X
Home & Office

Turnbull attacks 'spin and paper' NBN

Federal Opposition Leader Malcolm Turnbull has rubbished the National Broadband Network (NBN) as "nothing more than a press release".
Written by Liam Tung, Contributing Writer

Federal Opposition Leader Malcolm Turnbull has rubbished the National Broadband Network (NBN) as "nothing more than a press release".

turnbull.jpg

Malcolm Turnbull (Credit: Malcolm Turnbull)

Speaking with media at Sydney University this weekend, Turnbull took a swipe at the government's handling of the NBN and said the project, so far, was just spin.

"The broadband plan of Mr Rudd is nothing more than a press release. All they have done is hire somebody for $2 million a year to try and work out whether what Mr Rudd promised can actually be delivered," said Turnbull.

That somebody, NBN chief executive Mike Quigley, is expected to make his first public comments on the NBN tomorrow via a conference in Queensland, while the report following the NBN Co's implementation study — expected to define what can be delivered — is due in early 2010.

Turbull's weekend attack reiterated the Opposition's preference for the Federal Government to apply a cost-benefit analysis to the NBN before determining its price tag. It also echoed calls from the finance sector for such an analysis to be conducted, which would be necessary to attract large-scale private investment.

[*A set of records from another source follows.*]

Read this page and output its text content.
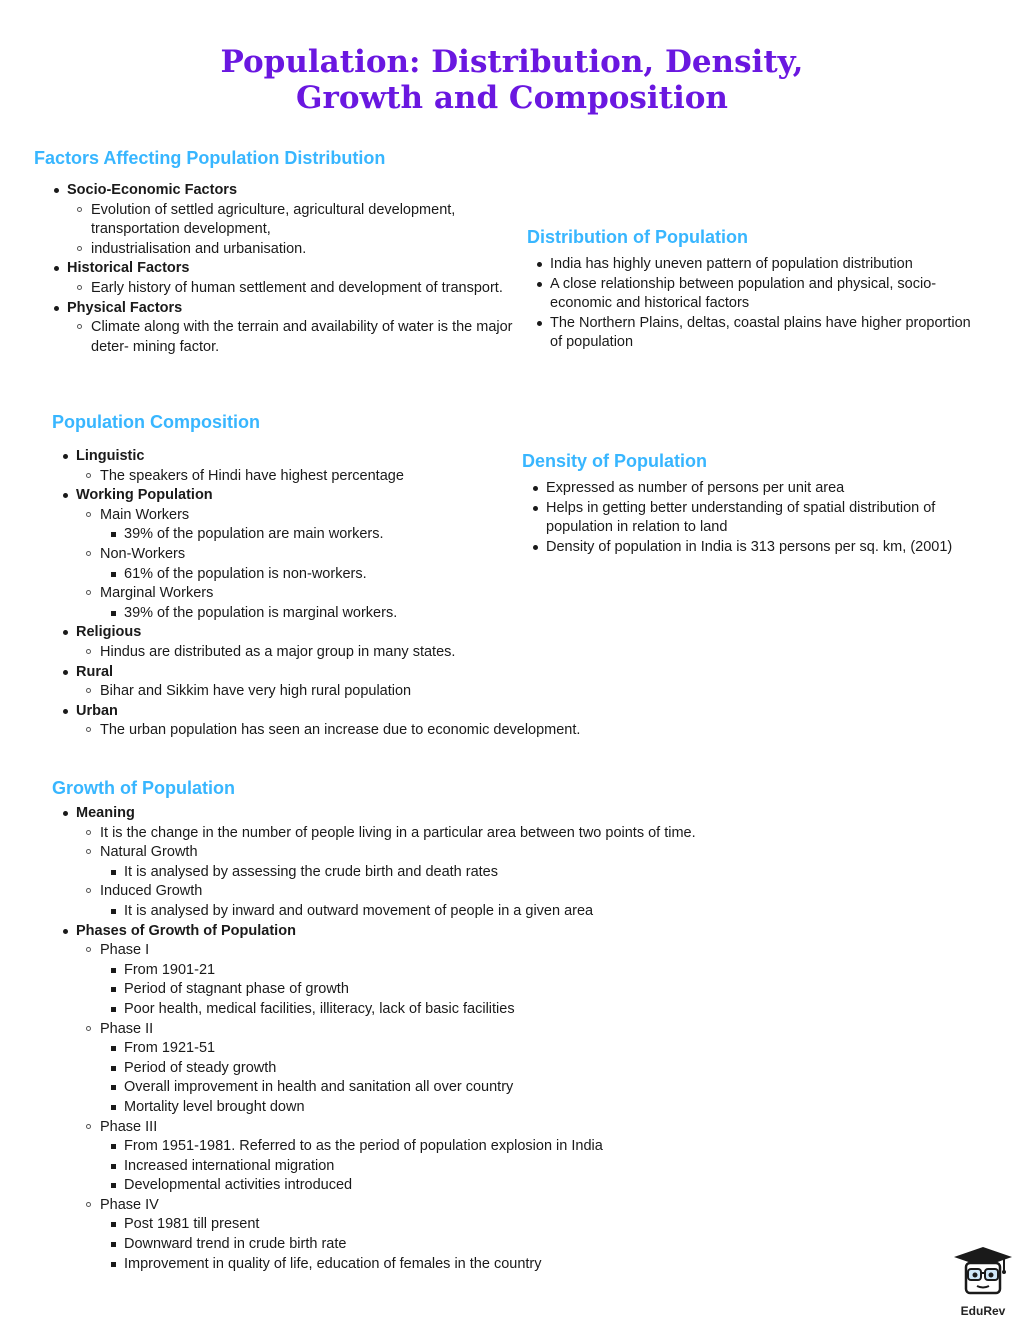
Population: Distribution, Density,
Growth and Composition
Factors Affecting Population Distribution
Socio-Economic Factors
Evolution of settled agriculture, agricultural development, transportation development,
industrialisation and urbanisation.
Historical Factors
Early history of human settlement and development of transport.
Physical Factors
Climate along with the terrain and availability of water is the major deter- mining factor.
Distribution of Population
India has highly uneven pattern of population distribution
A close relationship between population and physical, socio-economic and historical factors
The Northern Plains, deltas, coastal plains have higher proportion of population
Population Composition
Linguistic
The speakers of Hindi have highest percentage
Working Population
Main Workers
39% of the population are main workers.
Non-Workers
61% of the population is non-workers.
Marginal Workers
39% of the population is marginal workers.
Religious
Hindus are distributed as a major group in many states.
Rural
Bihar and Sikkim have very high rural population
Urban
The urban population has seen an increase due to economic development.
Density of Population
Expressed as number of persons per unit area
Helps in getting better understanding of spatial distribution of population in relation to land
Density of population in India is 313 persons per sq. km, (2001)
Growth of Population
Meaning
It is the change in the number of people living in a particular area between two points of time.
Natural Growth
It is analysed by assessing the crude birth and death rates
Induced Growth
It is analysed by inward and outward movement of people in a given area
Phases of Growth of Population
Phase I
From 1901-21
Period of stagnant phase of growth
Poor health, medical facilities, illiteracy, lack of basic facilities
Phase II
From 1921-51
Period of steady growth
Overall improvement in health and sanitation all over country
Mortality level brought down
Phase III
From 1951-1981. Referred to as the period of population explosion in India
Increased international migration
Developmental activities introduced
Phase IV
Post 1981 till present
Downward trend in crude birth rate
Improvement in quality of life, education of females in the country
EduRev
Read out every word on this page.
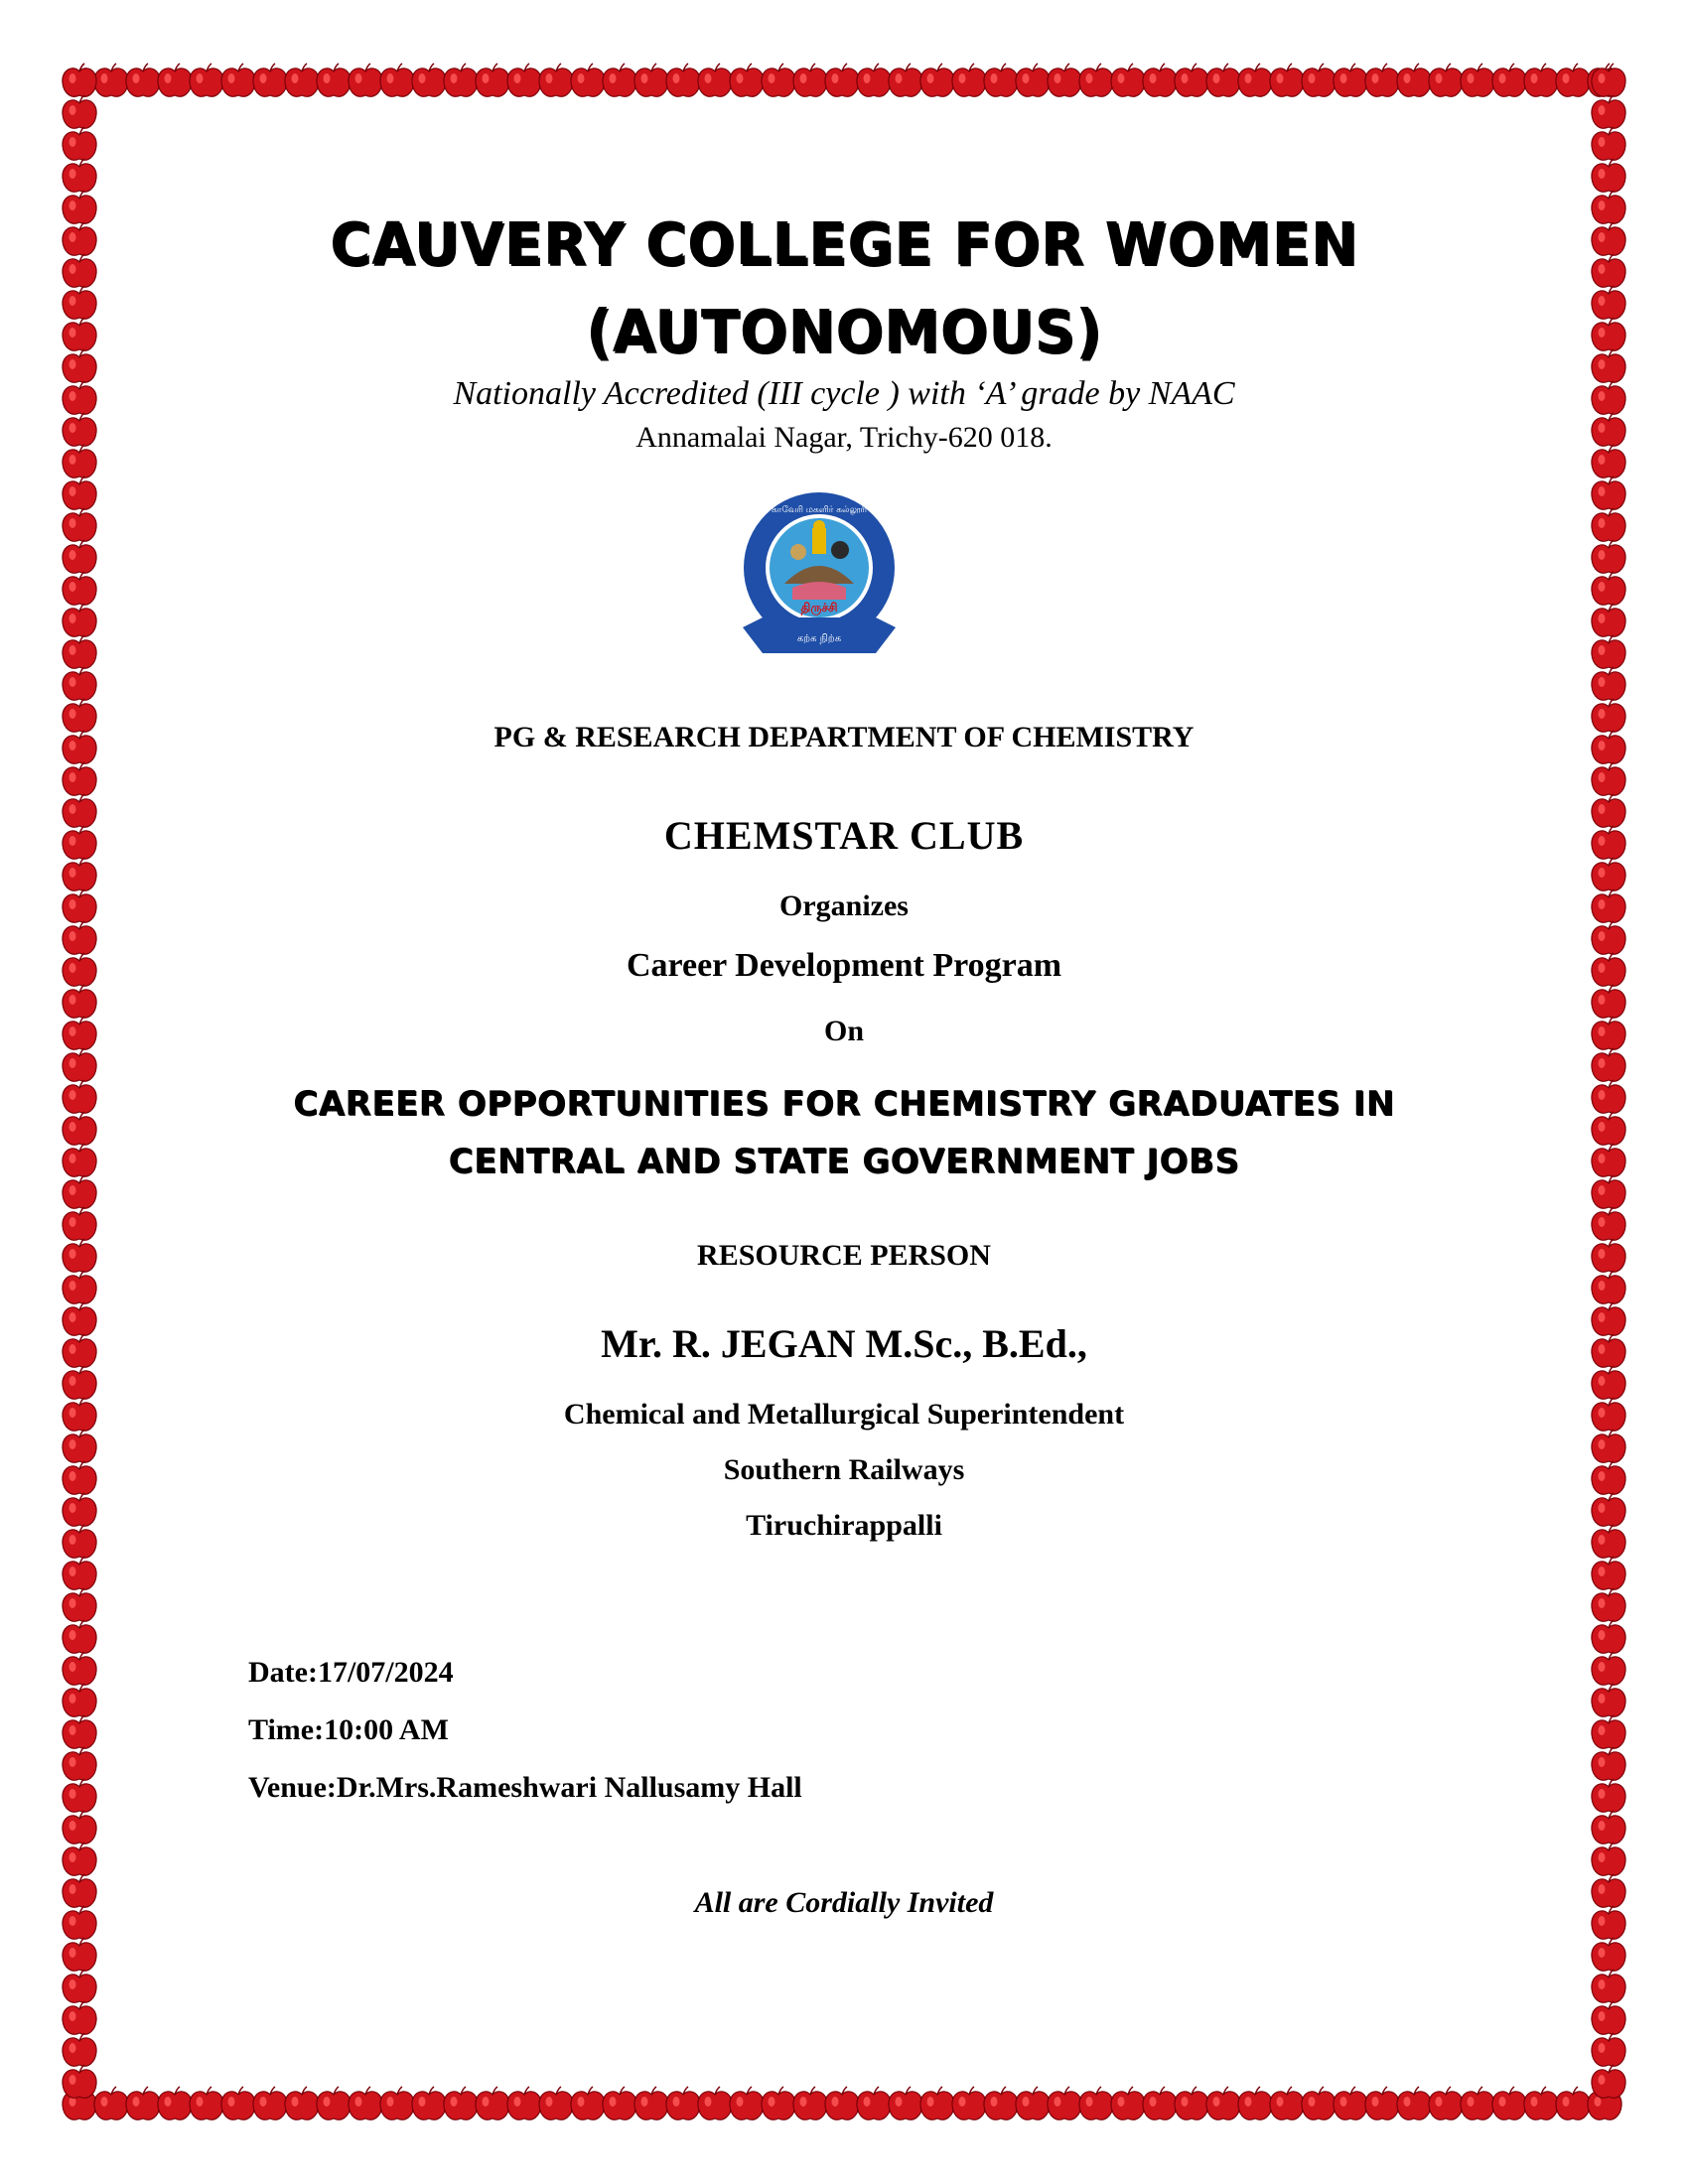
CAUVERY COLLEGE FOR WOMEN
(AUTONOMOUS)
Nationally Accredited (III cycle ) with ‘A’ grade by NAAC
Annamalai Nagar, Trichy-620 018.
காவேரி மகளிர் கல்லூரி
திருச்சி
கற்க நிற்க
PG & RESEARCH DEPARTMENT OF CHEMISTRY
CHEMSTAR CLUB
Organizes
Career Development Program
On
CAREER OPPORTUNITIES FOR CHEMISTRY GRADUATES IN
CENTRAL AND STATE GOVERNMENT JOBS
RESOURCE PERSON
Mr. R. JEGAN M.Sc., B.Ed.,
Chemical and Metallurgical Superintendent
Southern Railways
Tiruchirappalli
Date:17/07/2024
Time:10:00 AM
Venue:Dr.Mrs.Rameshwari Nallusamy Hall
All are Cordially Invited
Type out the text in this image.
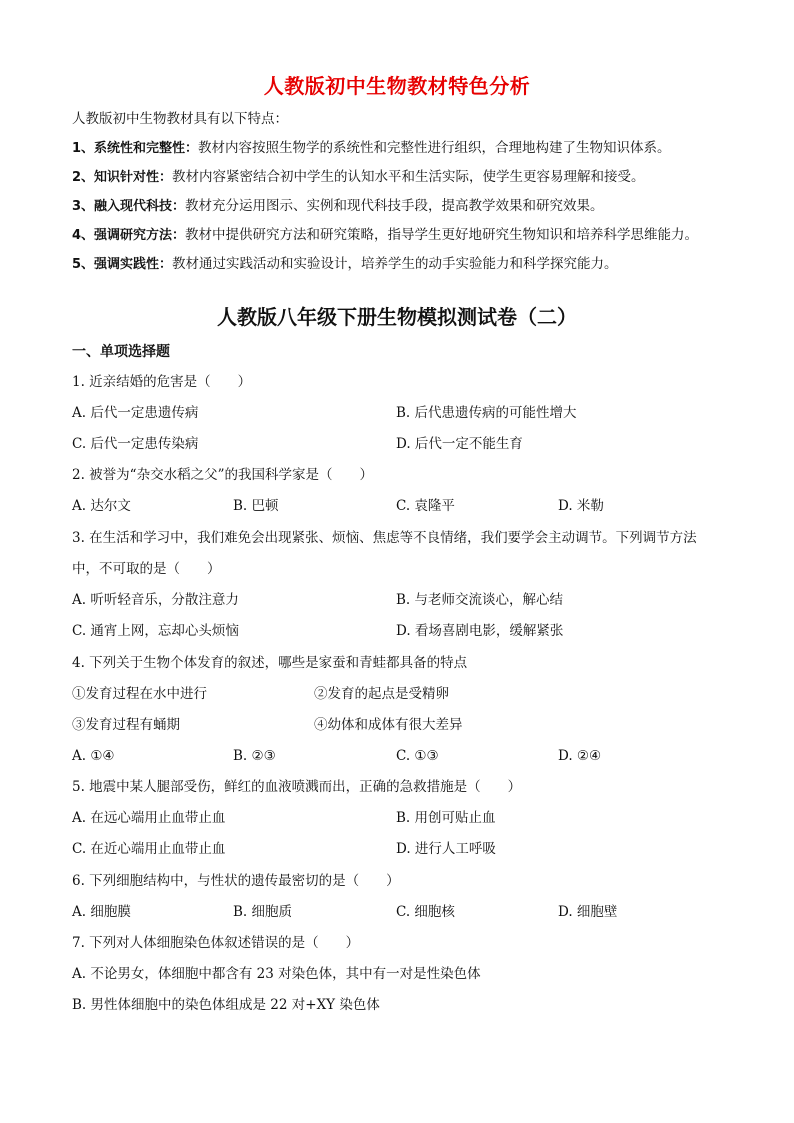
人教版初中生物教材特色分析
人教版初中生物教材具有以下特点：
1、系统性和完整性：教材内容按照生物学的系统性和完整性进行组织，合理地构建了生物知识体系。
2、知识针对性：教材内容紧密结合初中学生的认知水平和生活实际，使学生更容易理解和接受。
3、融入现代科技：教材充分运用图示、实例和现代科技手段，提高教学效果和研究效果。
4、强调研究方法：教材中提供研究方法和研究策略，指导学生更好地研究生物知识和培养科学思维能力。
5、强调实践性：教材通过实践活动和实验设计，培养学生的动手实验能力和科学探究能力。
人教版八年级下册生物模拟测试卷（二）
一、单项选择题
1. 近亲结婚的危害是（　　）
A. 后代一定患遗传病	B. 后代患遗传病的可能性增大
C. 后代一定患传染病	D. 后代一定不能生育
2. 被誉为“杂交水稻之父”的我国科学家是（　　）
A. 达尔文	B. 巴顿	C. 袁隆平	D. 米勒
3. 在生活和学习中，我们难免会出现紧张、烦恼、焦虑等不良情绪，我们要学会主动调节。下列调节方法
中，不可取的是（　　）
A. 听听轻音乐，分散注意力	B. 与老师交流谈心，解心结
C. 通宵上网，忘却心头烦恼	D. 看场喜剧电影，缓解紧张
4. 下列关于生物个体发育的叙述，哪些是家蚕和青蛙都具备的特点
①发育过程在水中进行	②发育的起点是受精卵
③发育过程有蛹期	④幼体和成体有很大差异
A. ①④	B. ②③	C. ①③	D. ②④
5. 地震中某人腿部受伤，鲜红的血液喷溅而出，正确的急救措施是（　　）
A. 在远心端用止血带止血	B. 用创可贴止血
C. 在近心端用止血带止血	D. 进行人工呼吸
6. 下列细胞结构中，与性状的遗传最密切的是（　　）
A. 细胞膜	B. 细胞质	C. 细胞核	D. 细胞壁
7. 下列对人体细胞染色体叙述错误的是（　　）
A. 不论男女，体细胞中都含有 23 对染色体，其中有一对是性染色体
B. 男性体细胞中的染色体组成是 22 对+XY 染色体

"[Rudd] said it would be commercially viable. He said the private sector would invest in it and he encouraged mums and dads, as he said, to buy bonds in it. He did that without any business plan or without any financial analysis. So, so much for a rigorous cost-benefit analysis," Turnbull said.

Turnbull in May said the NBN was the "absolute peak, the ACME in economic recklessness and inconsistency".

His comments come just days after news that economist consultancy, Concept Economics, which he had commissioned in to develop a response to the government's Treasury-led review of Australia's taxation system, went bust. The company is now under administration. Concept's chairman, Henry Ergas, earlier this month released its own cost-benefit analysis of the NBN, which positioned the project as a likely waste of money.